FMI aponta prioridades para recuperação econômica no pós-pandemia
BR

16 dezembro 2020

Ações incluem prudência em políticas econômicas e instituições, solidez no investimento em pessoas e foco na ação climática; mundo está na iminência de enfrentar baixa da produção de US$ 11 trilhões em 2021; chefe do FMI pede reestruturação imediata em países com dívida pública insustentável.

A diretora-gerente do Fundo Monetário Internacional, FMI, apontou três necessidades para o momento de recuperação da pandemia. 

Falando ao Conselho de Direção do órgão, Kristalina Georgieva citou como prioridades a prudência em políticas econômicas e nas instituições, a solidez no investimento em pessoas e a concentração na questão da mudança climática. 

IMF/Henrik Gschwindt de Gyor
Sede do FMI em Washington, nos Estados Unidos

Pobreza

A chefe do FMI lembrou que a pandemia ceifou mais de 1 milhão de vidas. Ela enfatizou a “calamidade econômica” com a iminente contração da economia mundial em 4,4% este ano, a baixa da produção de US$ 11 trilhões em 2021, o desespero com as perturbações e o primeiro aumento da pobreza em décadas.

Em relação a políticas prudentes, Kristalina Georgieva defendeu estruturas sólidas de médio prazo para políticas monetárias, fiscais e financeiras. Estas podem ajudar a criar confiança e a resiliência necessárias para o futuro quando aplicadas com reformas para impulsionar o comércio, a competitividade e a produtividade.

As recomendações incluem vigilância cuidadosa sobre os riscos dos altos níveis de endividamento, que devem aumentar de forma significativa em 2021. Em economias avançadas as dívidas poderão representar 125% do Produto Interno Bruto, PIB. Nos mercados emergentes a proporção deve chegar a 65% e nos países de baixa renda 50%.

Georgieva lembrou que o Fundo tem apoiado o alívio da dívida em economias menos desenvolvidas e, tal como o Banco Mundial, a extensão pelo grupo das maiores economias mundiais, G20, da Iniciativa de Suspensão do Serviço da Dívida. Mas realçou que esta deve ser reestruturada sem demora onde é insustentável.

ONU / Jean-Marc Ferré
Chefe do FMI apontou que as pessoas devem estar no centro das políticas e que a pandemia expôs a importância de sistemas de saúde fortes

Sistemas de saúde

Como segundo imperativo, a chefe do FMI apontou que as pessoas devem estar no centro das políticas e que a pandemia expôs a importância de sistemas de saúde fortes.

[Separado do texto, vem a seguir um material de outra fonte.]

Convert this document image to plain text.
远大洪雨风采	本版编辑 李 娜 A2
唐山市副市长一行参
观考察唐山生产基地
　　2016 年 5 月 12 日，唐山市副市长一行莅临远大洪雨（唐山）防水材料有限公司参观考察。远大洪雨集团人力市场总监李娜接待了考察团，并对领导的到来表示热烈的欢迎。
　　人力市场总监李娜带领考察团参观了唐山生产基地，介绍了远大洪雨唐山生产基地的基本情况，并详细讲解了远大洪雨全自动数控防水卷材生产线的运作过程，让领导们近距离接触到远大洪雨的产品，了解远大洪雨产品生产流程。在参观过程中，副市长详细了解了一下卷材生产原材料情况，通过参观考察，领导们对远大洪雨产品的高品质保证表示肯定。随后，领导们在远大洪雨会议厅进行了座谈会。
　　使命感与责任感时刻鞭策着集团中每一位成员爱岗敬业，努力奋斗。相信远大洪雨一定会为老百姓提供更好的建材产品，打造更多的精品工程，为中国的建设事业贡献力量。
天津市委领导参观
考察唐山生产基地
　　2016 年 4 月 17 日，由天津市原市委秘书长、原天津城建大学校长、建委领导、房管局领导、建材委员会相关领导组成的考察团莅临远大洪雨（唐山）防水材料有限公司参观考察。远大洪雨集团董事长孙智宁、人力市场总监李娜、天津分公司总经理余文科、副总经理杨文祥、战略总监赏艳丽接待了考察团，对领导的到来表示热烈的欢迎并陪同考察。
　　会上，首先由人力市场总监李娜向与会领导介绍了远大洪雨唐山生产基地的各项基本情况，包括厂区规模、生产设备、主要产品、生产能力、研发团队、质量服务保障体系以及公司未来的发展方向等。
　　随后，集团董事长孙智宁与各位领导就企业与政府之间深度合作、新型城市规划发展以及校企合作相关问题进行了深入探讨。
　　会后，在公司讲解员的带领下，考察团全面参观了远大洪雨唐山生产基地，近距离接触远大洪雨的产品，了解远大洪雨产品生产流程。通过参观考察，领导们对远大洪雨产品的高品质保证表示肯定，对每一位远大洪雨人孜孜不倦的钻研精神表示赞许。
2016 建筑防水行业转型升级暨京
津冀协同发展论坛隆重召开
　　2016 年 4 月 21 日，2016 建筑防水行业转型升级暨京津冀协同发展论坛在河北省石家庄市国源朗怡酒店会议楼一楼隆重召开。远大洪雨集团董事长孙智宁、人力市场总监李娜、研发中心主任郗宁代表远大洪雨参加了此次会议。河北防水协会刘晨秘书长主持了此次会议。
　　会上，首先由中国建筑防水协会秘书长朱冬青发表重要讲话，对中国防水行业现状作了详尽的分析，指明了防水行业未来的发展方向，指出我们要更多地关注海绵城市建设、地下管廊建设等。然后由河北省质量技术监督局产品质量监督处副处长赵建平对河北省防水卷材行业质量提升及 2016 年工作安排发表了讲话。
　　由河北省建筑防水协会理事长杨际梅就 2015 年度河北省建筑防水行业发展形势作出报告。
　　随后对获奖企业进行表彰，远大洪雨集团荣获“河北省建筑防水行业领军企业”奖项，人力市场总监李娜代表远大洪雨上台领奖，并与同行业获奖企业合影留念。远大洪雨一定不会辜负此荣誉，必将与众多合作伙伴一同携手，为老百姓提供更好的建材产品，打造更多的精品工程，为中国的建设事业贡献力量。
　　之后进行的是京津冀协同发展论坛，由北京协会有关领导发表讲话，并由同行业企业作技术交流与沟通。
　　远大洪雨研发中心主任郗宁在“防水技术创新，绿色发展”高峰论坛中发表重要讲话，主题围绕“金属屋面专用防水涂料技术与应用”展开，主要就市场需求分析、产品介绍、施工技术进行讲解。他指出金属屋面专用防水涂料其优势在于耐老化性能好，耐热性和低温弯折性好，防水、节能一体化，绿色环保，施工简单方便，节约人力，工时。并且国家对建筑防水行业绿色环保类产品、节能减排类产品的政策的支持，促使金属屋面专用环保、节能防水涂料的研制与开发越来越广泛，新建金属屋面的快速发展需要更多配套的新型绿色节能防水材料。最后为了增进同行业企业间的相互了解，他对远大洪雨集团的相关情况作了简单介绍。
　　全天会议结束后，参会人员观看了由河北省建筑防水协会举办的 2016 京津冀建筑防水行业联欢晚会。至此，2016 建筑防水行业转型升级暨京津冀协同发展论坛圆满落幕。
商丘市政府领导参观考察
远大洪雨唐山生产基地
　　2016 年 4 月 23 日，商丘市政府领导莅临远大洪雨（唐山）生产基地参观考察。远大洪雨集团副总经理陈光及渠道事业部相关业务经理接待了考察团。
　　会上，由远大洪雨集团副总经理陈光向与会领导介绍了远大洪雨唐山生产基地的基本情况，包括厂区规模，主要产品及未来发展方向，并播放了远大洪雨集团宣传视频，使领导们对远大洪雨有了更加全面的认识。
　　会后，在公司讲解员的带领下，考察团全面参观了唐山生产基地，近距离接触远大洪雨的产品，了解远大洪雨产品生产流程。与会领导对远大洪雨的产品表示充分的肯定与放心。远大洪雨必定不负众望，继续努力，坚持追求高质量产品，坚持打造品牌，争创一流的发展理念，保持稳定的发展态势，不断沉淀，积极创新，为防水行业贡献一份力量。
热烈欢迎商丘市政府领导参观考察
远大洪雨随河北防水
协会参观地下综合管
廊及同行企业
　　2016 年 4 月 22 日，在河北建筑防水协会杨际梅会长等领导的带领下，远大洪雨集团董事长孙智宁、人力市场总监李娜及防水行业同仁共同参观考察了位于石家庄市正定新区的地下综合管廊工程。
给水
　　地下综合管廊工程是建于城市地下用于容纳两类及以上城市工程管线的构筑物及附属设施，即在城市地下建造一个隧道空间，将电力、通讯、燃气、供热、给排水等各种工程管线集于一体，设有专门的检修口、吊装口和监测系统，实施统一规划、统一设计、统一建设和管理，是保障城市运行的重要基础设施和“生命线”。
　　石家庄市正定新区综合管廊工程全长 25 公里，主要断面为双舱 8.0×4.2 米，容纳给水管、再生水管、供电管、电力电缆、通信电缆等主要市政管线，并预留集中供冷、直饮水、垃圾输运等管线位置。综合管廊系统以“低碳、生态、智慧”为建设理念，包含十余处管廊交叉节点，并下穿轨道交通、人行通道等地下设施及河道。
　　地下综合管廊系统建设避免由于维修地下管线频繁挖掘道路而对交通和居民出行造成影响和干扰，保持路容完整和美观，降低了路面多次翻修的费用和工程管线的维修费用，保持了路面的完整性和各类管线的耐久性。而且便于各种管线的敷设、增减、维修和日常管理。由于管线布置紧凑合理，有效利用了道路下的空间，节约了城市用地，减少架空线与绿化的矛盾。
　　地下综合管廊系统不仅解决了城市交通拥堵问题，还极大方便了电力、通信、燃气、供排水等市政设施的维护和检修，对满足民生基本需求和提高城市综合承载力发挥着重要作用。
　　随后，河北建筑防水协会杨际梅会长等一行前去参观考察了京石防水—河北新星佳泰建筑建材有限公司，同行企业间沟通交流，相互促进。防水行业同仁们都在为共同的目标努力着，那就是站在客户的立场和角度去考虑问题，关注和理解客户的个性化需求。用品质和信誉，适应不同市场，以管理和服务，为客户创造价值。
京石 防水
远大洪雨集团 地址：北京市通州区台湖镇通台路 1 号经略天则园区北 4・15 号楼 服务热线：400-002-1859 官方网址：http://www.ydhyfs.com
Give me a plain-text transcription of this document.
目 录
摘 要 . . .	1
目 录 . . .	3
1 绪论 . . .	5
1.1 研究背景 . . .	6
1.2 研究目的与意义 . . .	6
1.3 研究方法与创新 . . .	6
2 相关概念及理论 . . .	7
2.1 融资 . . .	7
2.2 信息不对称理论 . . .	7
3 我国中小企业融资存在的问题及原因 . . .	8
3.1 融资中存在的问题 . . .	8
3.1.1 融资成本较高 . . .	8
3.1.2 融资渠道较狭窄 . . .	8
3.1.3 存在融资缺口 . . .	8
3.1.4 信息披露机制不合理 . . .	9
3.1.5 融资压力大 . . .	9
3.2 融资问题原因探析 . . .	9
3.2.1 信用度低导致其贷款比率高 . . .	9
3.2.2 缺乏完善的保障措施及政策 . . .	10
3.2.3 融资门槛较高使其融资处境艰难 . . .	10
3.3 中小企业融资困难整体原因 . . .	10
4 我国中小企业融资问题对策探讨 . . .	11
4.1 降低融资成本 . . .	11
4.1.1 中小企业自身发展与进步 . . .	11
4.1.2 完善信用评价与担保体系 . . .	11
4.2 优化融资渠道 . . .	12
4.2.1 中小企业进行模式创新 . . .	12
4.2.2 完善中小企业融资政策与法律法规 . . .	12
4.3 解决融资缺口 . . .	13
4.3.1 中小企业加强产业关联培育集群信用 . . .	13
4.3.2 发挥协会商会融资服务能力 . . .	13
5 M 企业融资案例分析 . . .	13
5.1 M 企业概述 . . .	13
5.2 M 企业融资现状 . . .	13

A chefe do Fundo realçou ainda que o aumento da desigualdade e a rápida mudança tecnológica exigem fortes sistemas de educação e treinamento para abrir mais as oportunidades e reduzir disparidades.

Uma das questões é a igualdade de gênero que “pode ser uma virada de jogo global.” Para os países com maiores lacunas de gênero, abordar o problema poderia aumentar o PIB em uma média de 35%.

Outra proposta é investir nos jovens que carecem de acesso à saúde, educação e também à internet que abre “as portas para a economia digital, essencial a para o crescimento e o desenvolvimento no futuro”.

Pnud Uruguai/Pablo La Rosa
Falta de acesso à internet é uma das grandes causas de desigualdade na educação durante pandemia de Covid-19

Digitalização

Um dos exemplos é a projeção apontando que a expansão do acesso à internet na África Subsaariana em 10% da população impulsionaria o PIB real per capita em até 4 pontos percentuais. Outra vantagem da digitalização é a inclusão financeira que apoiaria o combate à pobreza.

Por último, Georgieva enfatizou o foco na ação climática destacando os danos diretos de cerca de US$ 1,3 trilhão após desastres climáticos na última década. 

A chefe do FMI citou uma pesquisa da instituição revelando que a combinação certa do investimento verde e da subida de custos de carbono apoiariam a meta de zero emissões até 2050 e a criação de milhões de novos empregos.

Georgieva considera o momento de recuperação “uma oportunidade histórica de construir um mundo mais verde, próspero e com mais empregos”.

Empréstimos 

O FMI já destinou mais de US$ 100 bilhões em empréstimos e disse contar com mais recursos substanciais da capacidade total de US$ 1 trilhão para apoiar os países nesta fase de crise.

A meta é continuar dando atenção especial às necessidades urgentes dos mercados emergentes e países de baixa renda. De acordo com a diretora-gerente a ênfase será dada aos Estados pequenos e frágeis para o pagamento de pessoal médico, proteção dos mais vulneráveis e apoio à economia.